The cost of property management varies by market and also by rental type. But as a guideline, look for agency commissions that fall in or around these rates:

For furnished long-term rentals: 10% (or one month’s rent)

For short-term rentals: 20% to 25%

Be wary of agencies quoting below these prices—they usually provide a minimal service… or go out of business fast.

Secret #2: Know The Market

Before you buy your property, it can be helpful to speak with property managers in the area to help identify which neighborhoods receive the highest occupancy. You’re looking for a minimum of 70% to 80%.

If possible, spend time in the area.

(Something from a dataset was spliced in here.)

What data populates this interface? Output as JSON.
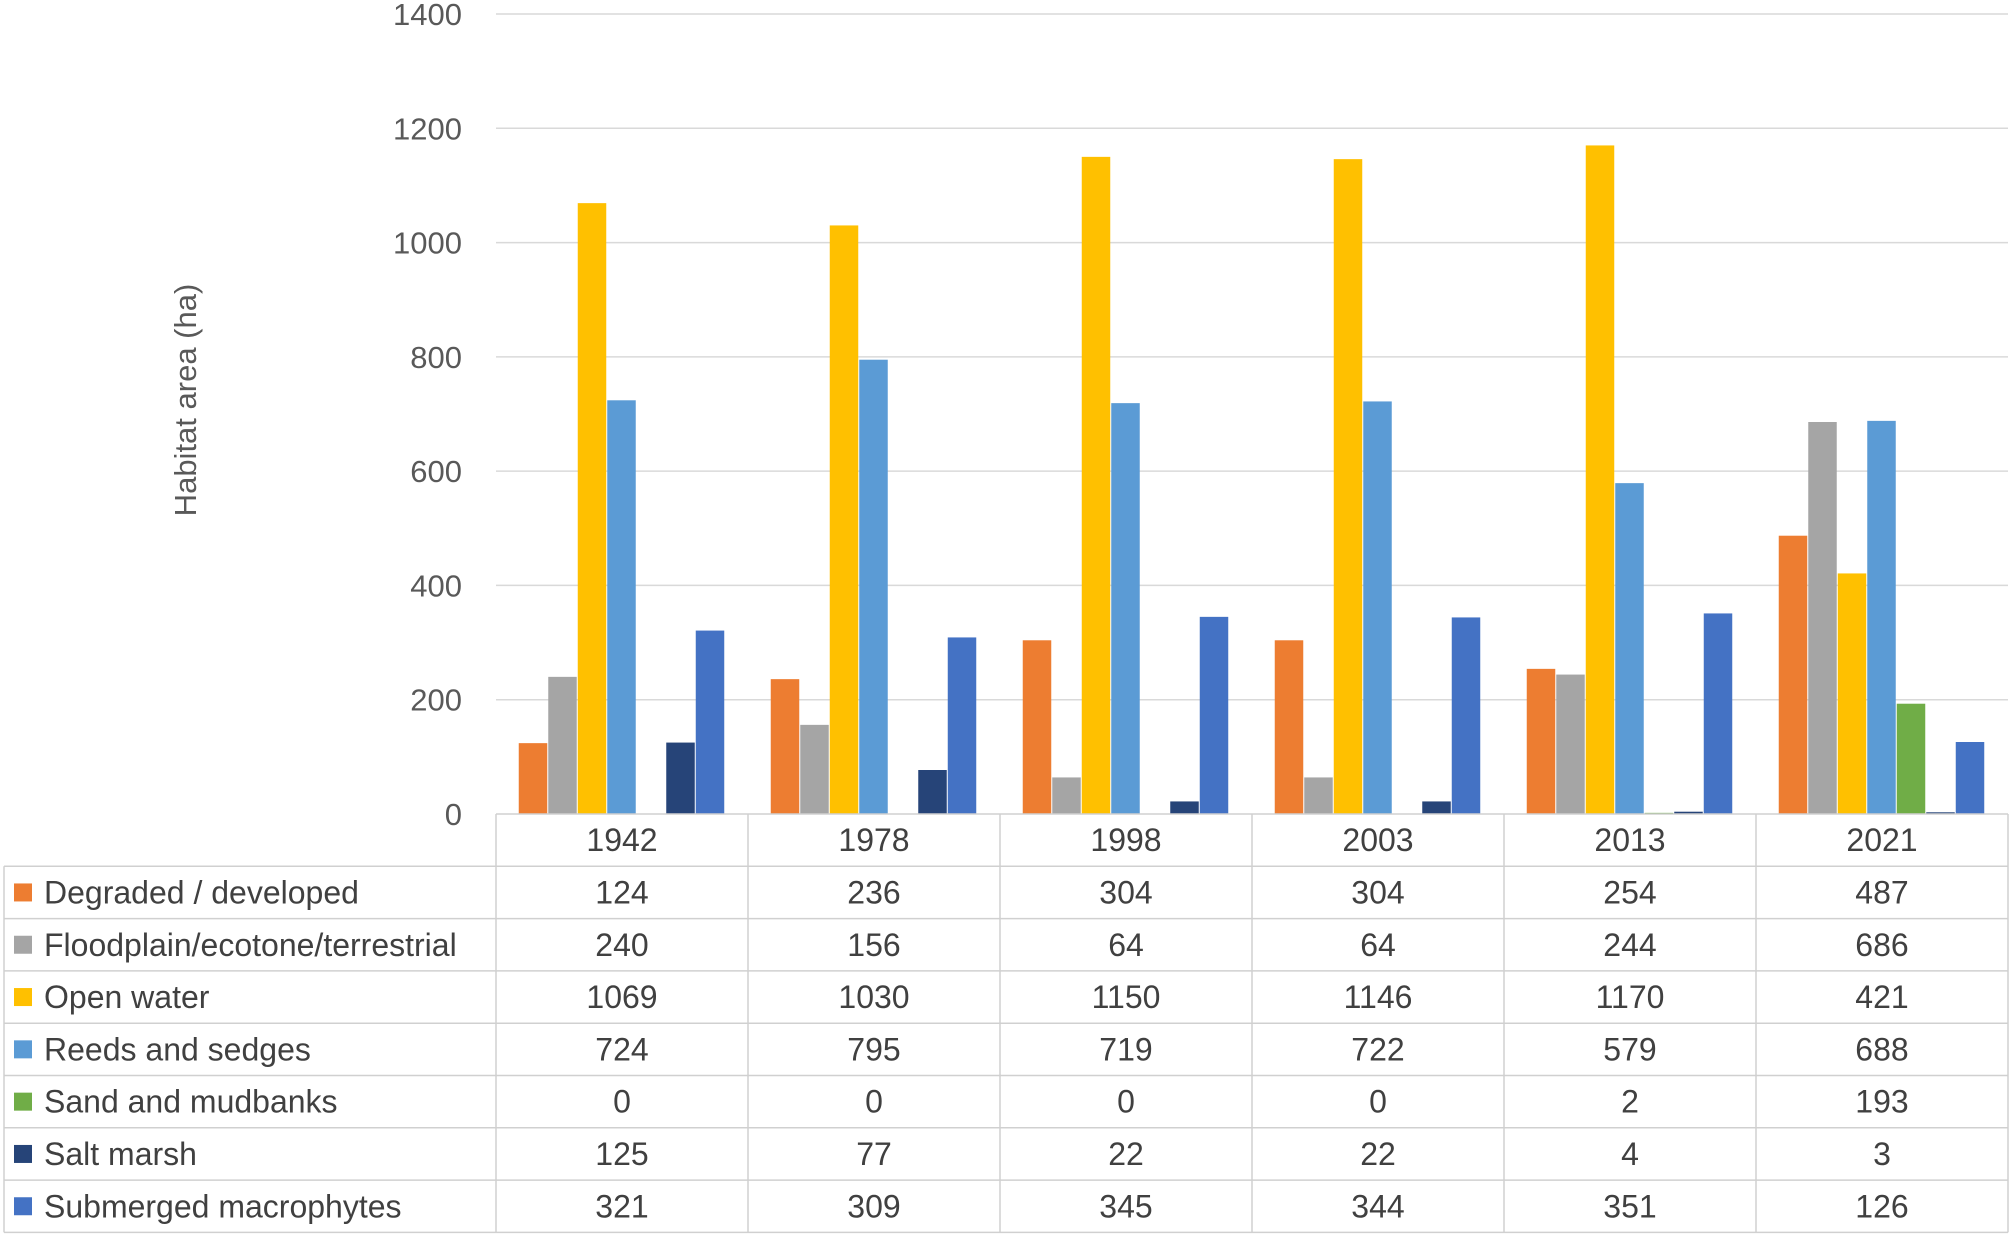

Walk around to see who is renting… and what they’re renting.

When Lief and Kathleen were buying their rental apartment in Paris, for example, most investors in the city were buying up studios. With fewer one- and two-bedroom properties in the rental pool, their two-bedroom apartment had less competition. Think about what you can you do to stand above the rest.

Secret #3: Don’t Underestimate Location

Pay attention to the areas that are most appealing to tourists… but don’t ignore those up-and-coming areas that are within reach of amenities. A lower entry price in an area of strong rental opportunity may result in a greater ROI.

For short-term rentals, walkability is vital. Foreign visitors in big cities typically don’t want to drive. They want to stroll to shops, cafés, and restaurants. In major cities, proximity to public transport (especially a metro or tramline) is an advantage.

Ultimately remember that, in this digital age, no matter how attractive your property is inside, you can’t hide a poor location. If you’re far from amenities, some disgruntled visitor (or 10) will call you out on TripAdvisor.

Secret #4: Don’t Overspend On Your Asset

This one can be a challenge. Many first-time overseas buyers try to put their own stamp on a place—especially if they’re planning on spending some time in the property themselves (we call it “The Spousal Factor”).

Overspending on furniture is generally not recommended. Unless you are hitting the luxury market (and can charge higher rents to justify the cost), skip the antique shops and go with IKEA or similar.

Above all, what you want is a tasteful, uncluttered look that photographs well. The best way to go about this is to hire a professional interior decorating firm. A little investment here can pay off in spades.